In fact, Schechter discovered that 90% of the mothers had clinical symptoms of PTSD and other stress-related disorders, which—in his opinion—must have had an effect on the clinical reality of their young children. As Daniel explains: “The mothers see their children as being uncontrollable, aggressive and authoritarian. And they use inappropriate vocabulary to describe the behavior of a baby: he’s manipulative, dangerous or even sexy.” Schechter set up an in-depth study into these cases between 2000 and 2008 on American soil with the support of a NIMH Research Career Award, all this before being hired by the University of Geneva and joining Synapsy in 2010. It was then that he decided to replicate and extend his New York studies, creating the WP#4 cohort.

Mothers, babies and primary schoolchildren all impacted

During the first two four-year phases of Synapsy, Schechter and his team discovered that PTSD mothers had a distorted and negative interpretation of their children’s behavior; they were also poor at identifying emotions in themselves and in their children. They and their children displayed both dysregulation of interactive behavior, stress physiology (i.e. salivary cortisol reactivity), and neural activity in response to emotionally evocative stimuli. Maternal patterns of neural activity in response to seeing videos of their children during play and separation (i.e. medial prefrontal cortical hypoactivity) was predictive of social-emotional difficulties among their children in a longitudinal follow-up. Through their interactive behavior, traumatized mothers may have in many cases inadvertently communicated stress and anxiety to their children during the latter’s sensitive early development. Young children, in many cases, provoked maternal intrusiveness and/or avoidant behavior that is disorganizing to the relationship.

The children went on to develop problems noted 4 years after they were first seen in Synapsy as toddlers. These now school-aged children were the subject of research using high-density electroencephalography (EEG) carried out by Virginie Perizzolo at the University of Geneva (read “Breaking the transmission of trauma”). As Schechter briefly explains: “Growing up with unpredictable, at times intrusive, at times emotionally unavailable mothers makes these children much more vigilant about what their mothers do and feel. This means they use more brain energy than the average child when analyzing the emotions given off by a face, especially negative emotions.”

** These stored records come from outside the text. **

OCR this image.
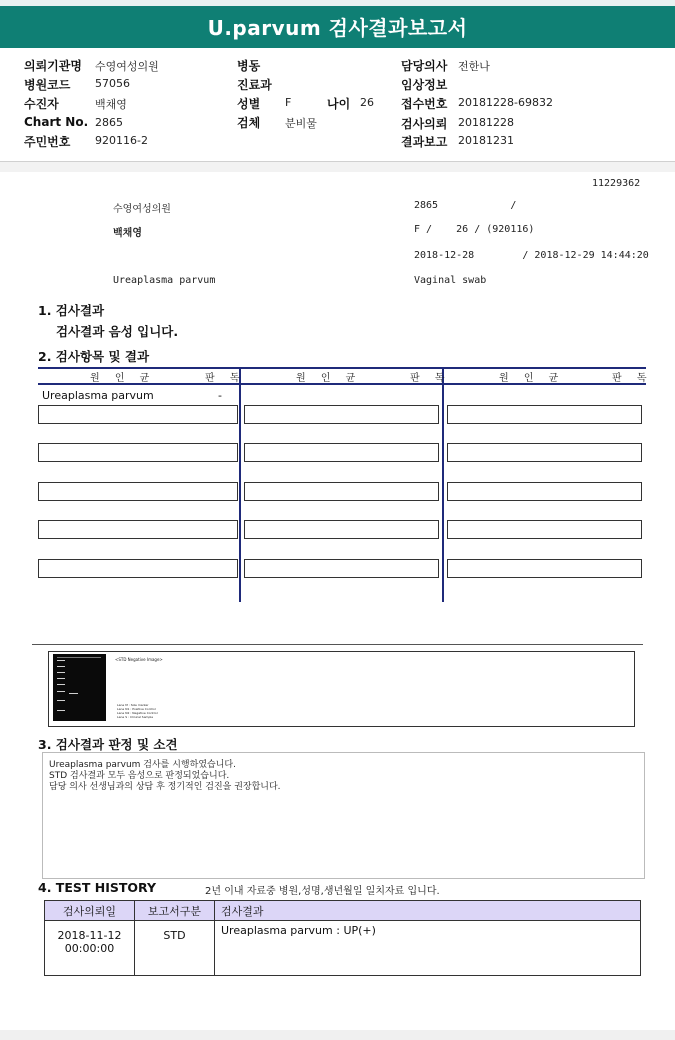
U.parvum 검사결과보고서
의뢰기관명 수영여성의원
병원코드 57056
수진자	백채영
Chart No. 2865
주민번호 920116-2
병동
진료과
성별 F	나이 26
검체 분비물
담당의사 전한나
임상정보
접수번호 20181228-69832
검사의뢰 20181228
결과보고 20181231
11229362
수영여성의원	2865            /
백채영	F /    26 / (920116)
2018-12-28        / 2018-12-29 14:44:20
Ureaplasma parvum	Vaginal swab
1. 검사결과
검사결과 음성 입니다.
2. 검사항목 및 결과
원 인 균	판 독	원 인 균	판 독	원 인 균	판 독
Ureaplasma parvum	-
<STD Negative Image>
Lane M : Size marker
Lane N1 : Positive Control
Lane N2 : Negative Control
Lane S : Clinical Sample
3. 검사결과 판정 및 소견
Ureaplasma parvum 검사를 시행하였습니다.
STD 검사결과 모두 음성으로 판정되었습니다.
담당 의사 선생님과의 상담 후 정기적인 검진을 권장합니다.
4. TEST HISTORY	2년 이내 자료중 병원,성명,생년월일 일치자료 입니다.
검사의뢰일	보고서구분	검사결과

2018-11-12
00:00:00	STD	Ureaplasma parvum : UP(+)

Peripubertal development and stress management

Children of mothers with PTSD are also, as Schechter pointed out earlier, less reactive to stress and have low levels of cortisol when exposed to stress (see boxed text above). “Nevertheless,” continues Schechter, “since these children appear to be more vulnerable to anxiety and stress-related disorders, they tend to be much more stressed in their everyday lives.” Daniel now wants to try to understand how their development evolves during the peri-pubertal period, bearing in mind that puberty is itself especially stressful.

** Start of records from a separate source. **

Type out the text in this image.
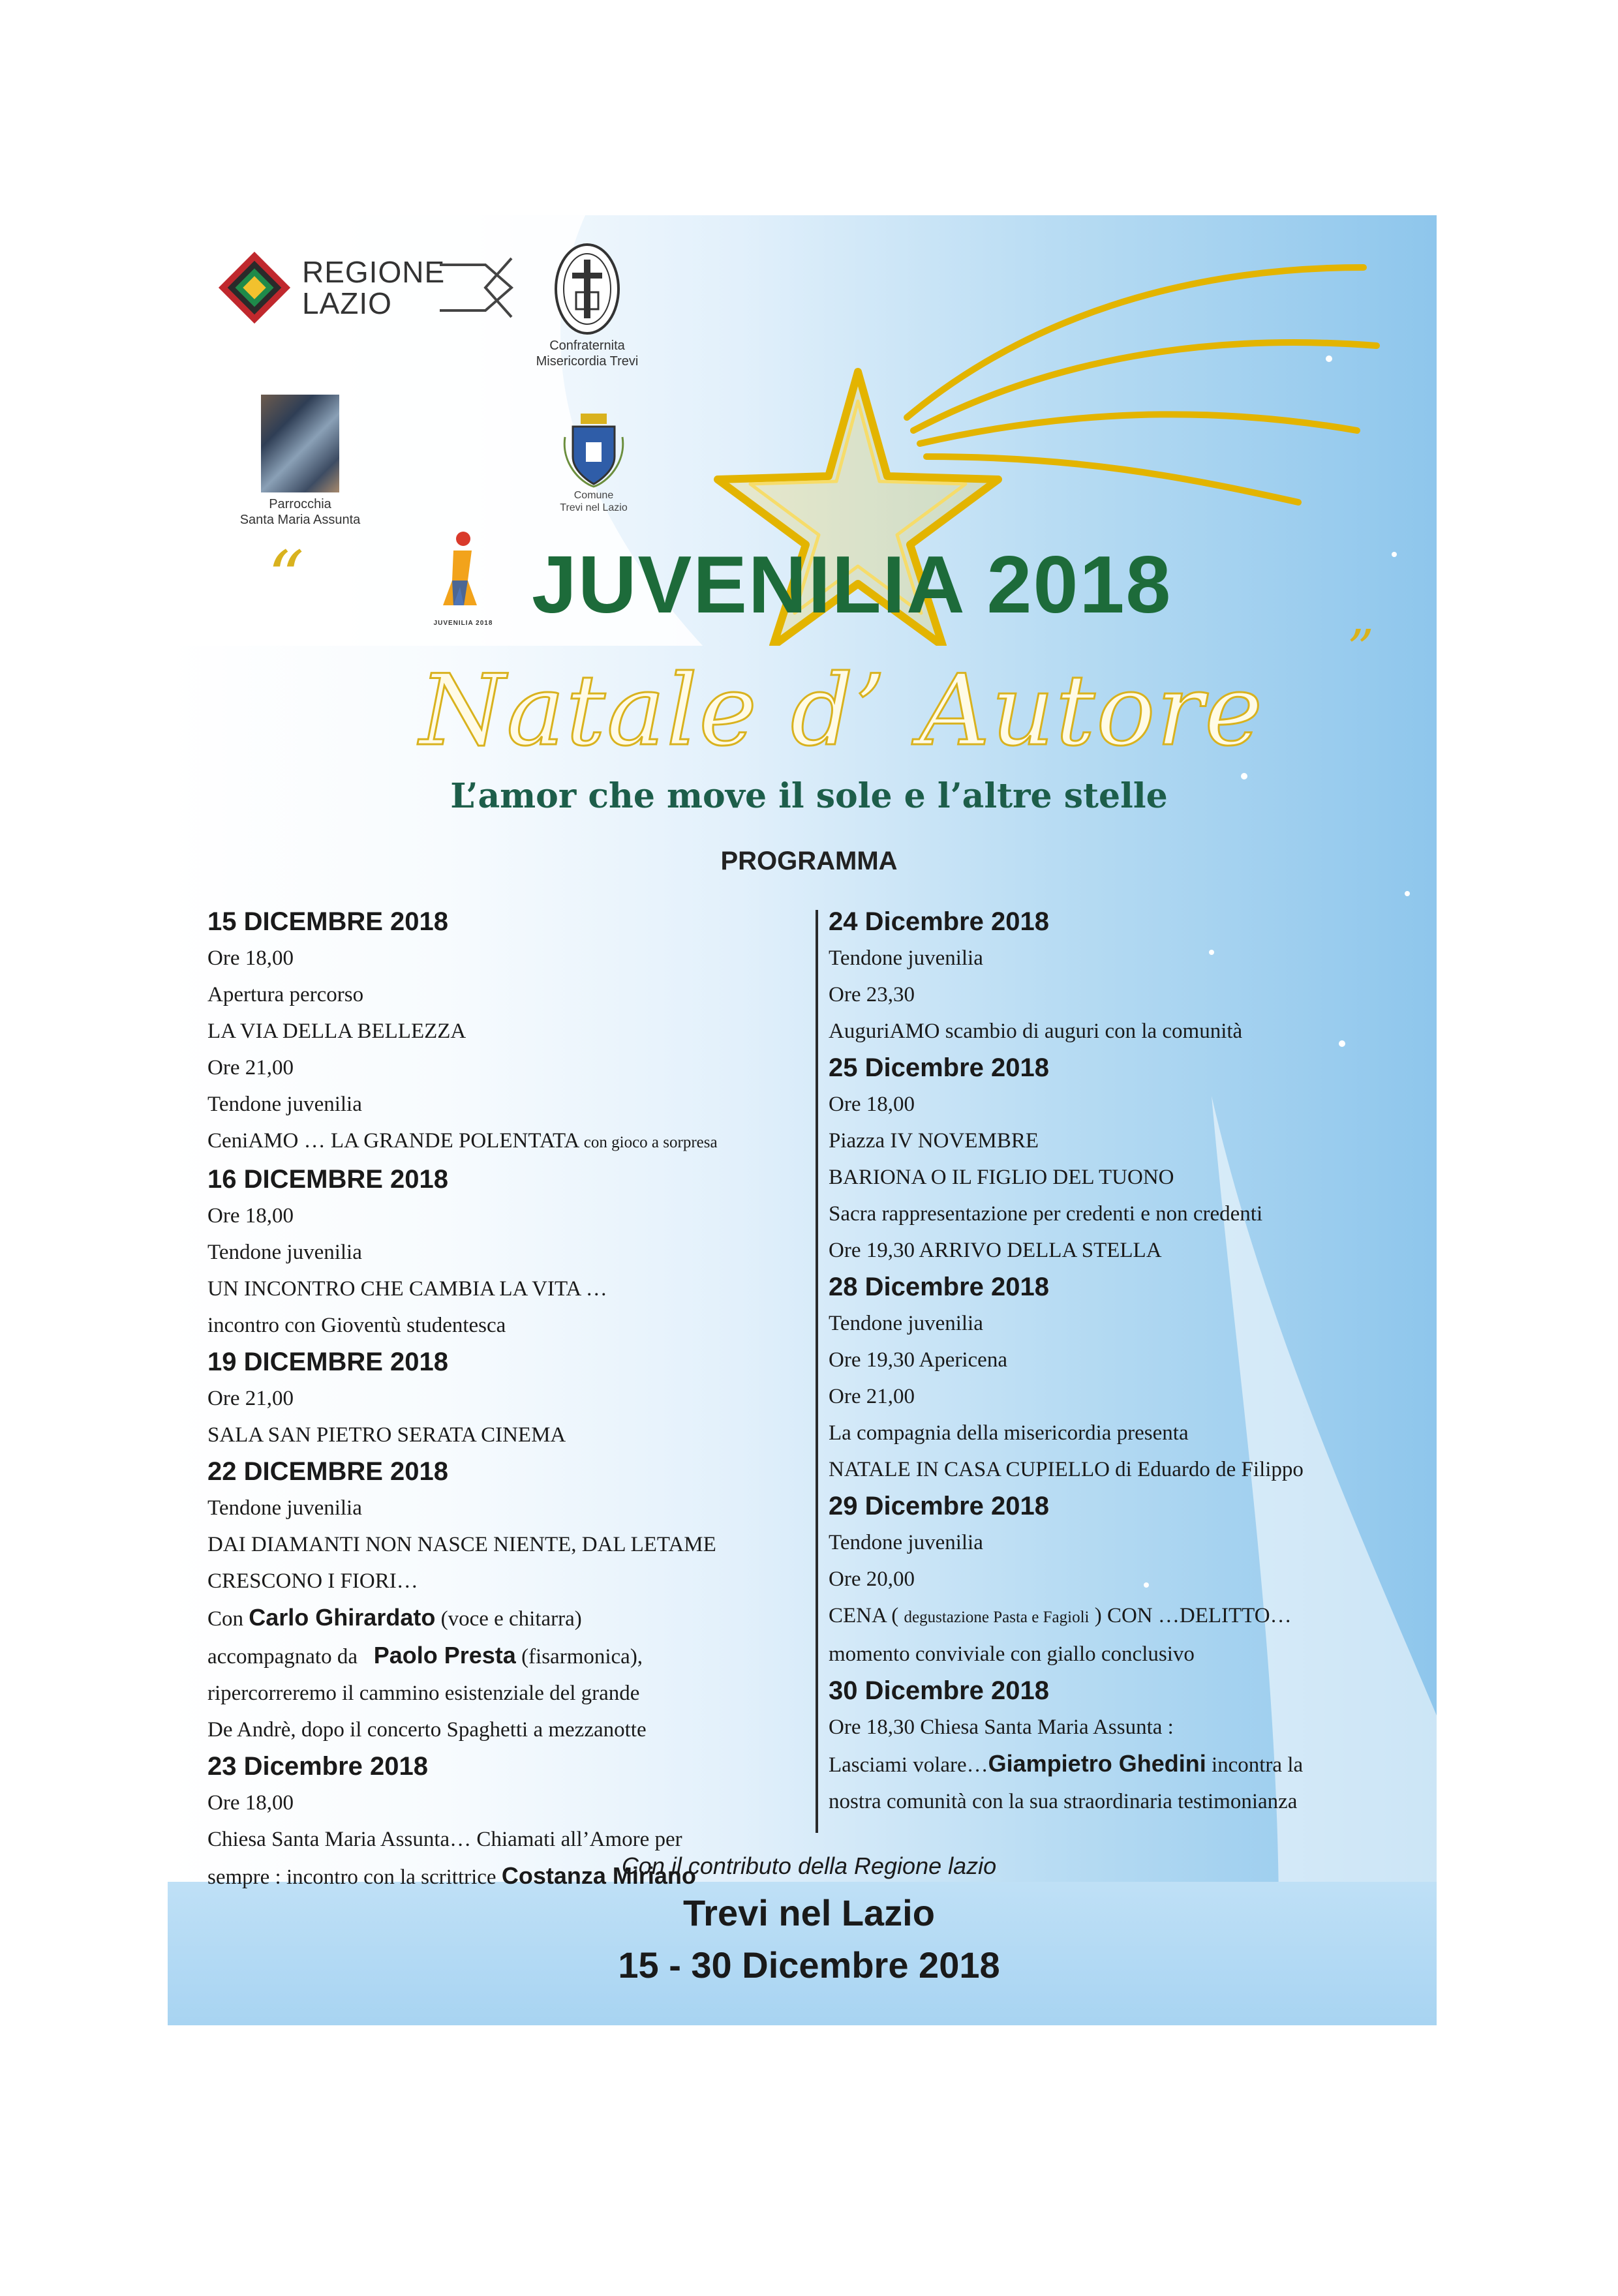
REGIONE
LAZIO
Confraternita
Misericordia Trevi
Parrocchia
Santa Maria Assunta
Comune
Trevi nel Lazio
JUVENILIA 2018
“	JUVENILIA 2018
Natale d’ Autore
”
L’amor che move il sole e l’altre stelle
PROGRAMMA
15 DICEMBRE 2018
Ore 18,00
Apertura percorso
LA VIA DELLA BELLEZZA
Ore 21,00
Tendone juvenilia
CeniAMO … LA GRANDE POLENTATA con gioco a sorpresa
16 DICEMBRE 2018
Ore 18,00
Tendone juvenilia
UN INCONTRO CHE CAMBIA LA VITA …
incontro con Gioventù studentesca
19 DICEMBRE 2018
Ore 21,00
SALA SAN PIETRO SERATA CINEMA
22 DICEMBRE 2018
Tendone juvenilia
DAI DIAMANTI NON NASCE NIENTE, DAL LETAME
CRESCONO I FIORI…
Con Carlo Ghirardato (voce e chitarra)
accompagnato da Paolo Presta (fisarmonica),
ripercorreremo il cammino esistenziale del grande
De Andrè, dopo il concerto Spaghetti a mezzanotte
23 Dicembre 2018
Ore 18,00
Chiesa Santa Maria Assunta… Chiamati all’Amore per
sempre : incontro con la scrittrice Costanza Miriano
24 Dicembre 2018
Tendone juvenilia
Ore 23,30
AuguriAMO scambio di auguri con la comunità
25 Dicembre 2018
Ore 18,00
Piazza IV NOVEMBRE
BARIONA O IL FIGLIO DEL TUONO
Sacra rappresentazione per credenti e non credenti
Ore 19,30 ARRIVO DELLA STELLA
28 Dicembre 2018
Tendone juvenilia
Ore 19,30 Apericena
Ore 21,00
La compagnia della misericordia presenta
NATALE IN CASA CUPIELLO di Eduardo de Filippo
29 Dicembre 2018
Tendone juvenilia
Ore 20,00
CENA ( degustazione Pasta e Fagioli ) CON …DELITTO…
momento conviviale con giallo conclusivo
30 Dicembre 2018
Ore 18,30 Chiesa Santa Maria Assunta :
Lasciami volare…Giampietro Ghedini incontra la
nostra comunità con la sua straordinaria testimonianza
Con il contributo della Regione lazio
Trevi nel Lazio
15 - 30 Dicembre 2018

In parallel, Schechter is keen to find out whether an intervention can help these children improve the way they manage their stress. The psychiatry researcher plans to use mindfulness meditation techniques (read the related highlight “Anti-stress meditation”). Camille Piguet’s and Paul Klauser’s “Mindfulteen” cohort has been included in the WP#4 cohort for this purpose. Piguet’s brain imaging expertise means that it will be possible to carry out magnetic resonance imaging (MRI) measurements under stress conditions—something that has not been possible until now due to the young age of the subjects—in order to identify the neural areas involved.

Back to basics

A team of researchers made up of Virginie Perizzolo and Dominik Moser, former doctoral students of Daniel Schechter who have been taken for this project, will also work on the cross-modal analysis of the data from the different techniques collected so far. Finally, concludes Schechter: “We’re going to work on Synapsy’s legacy, launching a new project where the goal will be to observe what happens during the prenatal period through the first year of life.”